Jeliza Rose (Jodelle Ferland), the daughter of a pair of serious heroin addicts, watches first her mom (Jennifer Tilly) and then her dad (Jeff Bridges), die of drug overdoses. The heroin prepared for mom and dad by Jeliza herself, causes her to recede into her self created fantasy world where a witch named Dell (Janet McTeer) and her mentally challenged henchman (Brenden Fletcher) become her pseudo family and the doll heads she wears as finger puppets carry on long, imaginative conversations with her.
Terry Gilliam isn't kidding when he claims this is what his life would be like were he a pre-teen girl. Wild, imaginative, perverse visions of love, death, sex and parenthood are all themes that Gilliam has tackled before. However, Tideland takes Gilliam's extreme fantasies to a whole new level of perversion. Perhaps Terry Gilliam has finally tweaked a puritan part of my brain but I find there to be something very wrong about presenting a Terry Gilliam fantasy through the eyes of this little girl.
This is a fantasy that includes not just the drug overdose deaths of two parents from heroin doses administered by their own daughter but also the subsequent gutting, embalming, and slow decomposition of the father as the child continues chatting away as if dad were just napping. Then there is the creepy pseudo-romance. The pre-teen girl has a childish dalliance with the mentally challenged guy. In scenes that are both creepy and strangely sweet these two people who have no idea what intimacy is engage in the kind of childish exploration that would be cute if the mentally challenged guy weren't in his mid-twenties and quite insane.

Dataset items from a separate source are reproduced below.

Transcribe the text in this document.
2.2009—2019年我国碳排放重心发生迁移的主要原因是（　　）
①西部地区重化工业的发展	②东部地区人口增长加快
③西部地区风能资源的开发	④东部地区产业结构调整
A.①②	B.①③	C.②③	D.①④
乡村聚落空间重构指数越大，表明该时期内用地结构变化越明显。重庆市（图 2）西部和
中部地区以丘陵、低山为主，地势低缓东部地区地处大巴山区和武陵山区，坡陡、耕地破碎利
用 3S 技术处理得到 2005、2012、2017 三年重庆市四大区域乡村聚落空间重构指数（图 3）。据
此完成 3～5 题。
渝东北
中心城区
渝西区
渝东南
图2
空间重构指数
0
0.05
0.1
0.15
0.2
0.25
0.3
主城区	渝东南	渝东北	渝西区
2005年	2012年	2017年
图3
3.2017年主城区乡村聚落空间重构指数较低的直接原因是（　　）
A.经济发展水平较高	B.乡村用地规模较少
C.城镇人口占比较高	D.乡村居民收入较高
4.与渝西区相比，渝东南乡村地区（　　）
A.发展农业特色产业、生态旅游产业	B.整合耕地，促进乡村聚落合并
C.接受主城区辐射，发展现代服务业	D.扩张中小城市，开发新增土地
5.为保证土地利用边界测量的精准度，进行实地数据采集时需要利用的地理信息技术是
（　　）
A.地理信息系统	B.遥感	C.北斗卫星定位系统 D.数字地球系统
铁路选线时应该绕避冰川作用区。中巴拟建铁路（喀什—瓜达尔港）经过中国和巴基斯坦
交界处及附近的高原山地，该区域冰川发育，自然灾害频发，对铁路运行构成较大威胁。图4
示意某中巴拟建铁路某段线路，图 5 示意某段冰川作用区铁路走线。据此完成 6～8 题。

There is, at the very least, some exceptional visual artwork in Tideland. Cinematographer Nicola Pecorini does some fine work giving vivid life to each of Terry Gilliam's most twisted ideas. For better or worse, the look of Tideland is as impressive as the story is disturbing and horrifying. And yet, Gilliam doesn't treat the horror as horror, there is a distinct sense of dreamlike fantasy, not light-hearted really, but Gilliam is not leaning into the horror that is very much present in this story and while some find that dichotomy compelling, I found it repellent.
Every experience Terry Gilliam's pre-teen protagonist has, from watching both parents die, to the creepy mentally challenged 'boyfriend,' to the presence of the witch in her fantasies, are all played to such a low key whimsy that they barely register. You may watch in horror as scenes of degradation and dark humor play out, but you will also likely find your mind wandering as Gilliam underplays the horror of the scene in favor of playing off a more goofball dispassionate response from this deeply troubled and traumatized young girl.
Terry Gilliam has demonstrated the genius of his myopic, selfish approach to film-making in movies as varied as 12 Monkeys, Brazil, and Fear and Loathing In Las Vegas. In Tideland however, he takes that weird personal vision to its navel-gazing nadir. This is a movie made by Terry Gilliam for Terry Gilliam and while I admire any filmmaker who doesn't bow to audience concerns about what the majority of people want to see, that doesn't make a movie like Tideland fun to watch.